Third generation search engine technology and Peer-to-peer
Source: Internet
Author: User
KeywordsSearch engines these
Intermediary transaction SEO diagnosis Taobao guest Cloud host technology Hall
second generation search engine, although compared with the first generation in the search speed, the expansion of a variety of language information to improve, in the natural language for the query language has also done some exploration. However, with the strong development of the Internet, the contradiction between the huge digital information on the Internet and the ability of people to obtain the necessary information is increasingly prominent. A report published by IDC in the second half of 2001 shows that search engine technology, which was advertised as "easy to use and rich in search results", is being replaced by a more centralized LAN, because most search systems have a much different performance than users ' expectations, such as video with high data volume growth, The retrieval of multimedia information such as audio is still a difficult problem to be overcome.
general public search engine can only find the HTML format, the main reason is the search engine automatic sequencing software spiders Spider program, can only accept this format Web page. This means that on the intranet, any information that is not in HTML format will not be available to external search engines. This is why information such as PowerPoint, Word, PDF, e-mail, and the database of applications such as ERP and CRM can be "sunk" in the seabed of information for a long time.
How to solve these problems has become the third generation of search engine exploration direction. A good search engine is no longer only by the database size, update frequency, retrieval speed, the support of multiple languages of the basic characteristics to measure, with the constant expansion of database capacity, how to accurately find the right data from the vast data base, is recognized as the next generation of search technology competition. For example, in a search engine to query the word "travel", the return of more than 1 million information, the assumption that a person 3 seconds to view a Web page, even if only to see 10% of the pages, a moment to continue to look at it will take more than more than 10 hours.
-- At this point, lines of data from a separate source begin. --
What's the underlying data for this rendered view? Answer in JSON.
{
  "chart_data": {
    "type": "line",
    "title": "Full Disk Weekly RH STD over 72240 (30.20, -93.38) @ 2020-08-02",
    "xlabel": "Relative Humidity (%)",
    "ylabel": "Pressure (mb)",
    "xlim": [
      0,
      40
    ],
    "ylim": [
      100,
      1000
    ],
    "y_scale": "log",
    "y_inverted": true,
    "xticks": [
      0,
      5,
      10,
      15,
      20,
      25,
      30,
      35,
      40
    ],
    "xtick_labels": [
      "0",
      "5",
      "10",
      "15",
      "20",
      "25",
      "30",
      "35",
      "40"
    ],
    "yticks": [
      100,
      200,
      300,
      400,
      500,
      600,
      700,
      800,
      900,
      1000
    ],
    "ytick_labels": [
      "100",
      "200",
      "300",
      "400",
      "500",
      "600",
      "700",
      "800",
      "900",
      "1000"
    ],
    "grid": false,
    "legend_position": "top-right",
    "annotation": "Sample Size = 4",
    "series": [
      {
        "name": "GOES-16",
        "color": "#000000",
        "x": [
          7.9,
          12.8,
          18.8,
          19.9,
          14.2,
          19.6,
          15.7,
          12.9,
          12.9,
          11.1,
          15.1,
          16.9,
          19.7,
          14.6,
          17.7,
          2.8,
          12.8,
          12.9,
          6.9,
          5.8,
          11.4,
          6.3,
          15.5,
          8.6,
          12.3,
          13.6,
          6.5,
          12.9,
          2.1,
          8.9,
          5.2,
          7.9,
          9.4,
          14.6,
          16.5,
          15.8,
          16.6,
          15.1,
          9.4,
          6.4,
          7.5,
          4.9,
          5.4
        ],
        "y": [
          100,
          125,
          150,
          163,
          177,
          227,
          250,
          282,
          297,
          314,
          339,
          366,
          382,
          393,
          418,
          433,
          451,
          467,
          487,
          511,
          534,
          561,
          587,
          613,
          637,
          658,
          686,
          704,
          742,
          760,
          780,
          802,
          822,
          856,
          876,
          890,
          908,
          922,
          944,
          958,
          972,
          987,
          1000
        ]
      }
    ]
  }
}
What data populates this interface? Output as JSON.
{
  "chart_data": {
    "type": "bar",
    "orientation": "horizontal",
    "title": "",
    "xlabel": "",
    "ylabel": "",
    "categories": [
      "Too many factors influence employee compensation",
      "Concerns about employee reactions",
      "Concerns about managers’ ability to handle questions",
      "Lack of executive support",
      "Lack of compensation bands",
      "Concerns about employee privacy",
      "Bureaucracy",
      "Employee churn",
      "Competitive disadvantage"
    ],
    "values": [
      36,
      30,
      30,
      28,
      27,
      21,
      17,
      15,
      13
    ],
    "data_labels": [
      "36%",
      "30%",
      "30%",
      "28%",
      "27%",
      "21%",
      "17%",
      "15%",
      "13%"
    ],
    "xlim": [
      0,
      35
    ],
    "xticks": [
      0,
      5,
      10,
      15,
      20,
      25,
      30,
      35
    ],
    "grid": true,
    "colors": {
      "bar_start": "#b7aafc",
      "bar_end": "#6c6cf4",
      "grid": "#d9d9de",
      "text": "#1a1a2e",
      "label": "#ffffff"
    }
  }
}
the rapid development of search engine technology, such as intelligent, personalized characteristics of the new engine and the past search engine has a big difference. Intelligent search can improve the accuracy of search results by automatically learning the relevance of search content. However, there is no practical way to truly intelligently implement the required information to be displayed in the first two or three pages of search results.
Another popular search technique is to apply peer-to-peer technology to Web page retrieval. By sharing files, directories, and even the entire hard drive on all hard drives, users can search without using a Web server and are not limited by the format of the information document to reach the depth of the traditional catalog search engine (traditional engines can only reach 20%~30% network resources). i5 Digital, a new American search engine design company, formally launched a commercial search engine Pandango (www.pandango.com) based on Peer-to-peer search two years ago, but has yet to enter the mainstream search engine lineup. It shows that Peer-to-peer search is now only known as the technology of the future.
"The concept of Peer-to-peer search I was first heard in InfoSeek at the end of 1997, when InfoSeek had already proposed and began to consider the search technology," Li said, "Each site has a small search engine, we can communicate with each other, If this engine is not found, it can be checked by other engines, which is the concept. But so far, it has been very far from the actual application, mainly in violation of the key indicators related to the speed of the problem. Because there are many of these small independent and interconnected engine, the speed and centralized management of the search engine will certainly be much worse.
There is always a certain distance between
business applications and academic research, but this does not mean that businesses are not paying attention to the pursuit of technology, especially companies like Google that are already in the pyramid of the field. Google has an open database of more than 100 projects that need to be implemented in the future, and these projects will be promoted by 50 PhD computer scientists. In June 2002, Google set up a "lab" to showcase the latest technology in Internet search and publish it on the Internet (labs). google.com) for public trial, extensive collection of user feedback. Projects already shown in the lab, including keyboard search, voice retrieval, etc.
Some people may think that these so-called experimental projects do not seem to see the search engine technology will be a big change in the concept, in fact, search engine technology in more than 8 years of time has been a gradual process of development. "A search engine does not say that one aspect is good enough to be liked by the public, and that it has to be done in every way," Li says. This is also the mainstream search engine now more attention to the details of the reasons.
Anyway, leaders in search technology, including Google's Peje, believe that the ultimate search engine will be intelligent and able to understand everything in the world. Peje, an active participant in Web services technology, is trying to apply Web services technologies to search to address cross-platform, multiple-format information retrieval. And what we see now is that the mainstream search technology focuses on improving the quality of its search engine, expanding its scope of application, such as supporting image retrieval, PDA and other mobile handheld devices, which will be the necessary steps in the next generation technology implementation process.
The content source of this page is from Internet, which doesn't represent Alibaba Cloud's opinion;
products and services mentioned on that page don't have any relationship with Alibaba Cloud. If the
content of the page makes you feel confusing, please write us an email, we will handle the problem
within 5 days after receiving your email.
If you find any instances of plagiarism from the community, please send an email to:
info-contact@alibabacloud.com
and provide relevant evidence. A staff member will contact you within 5 working days.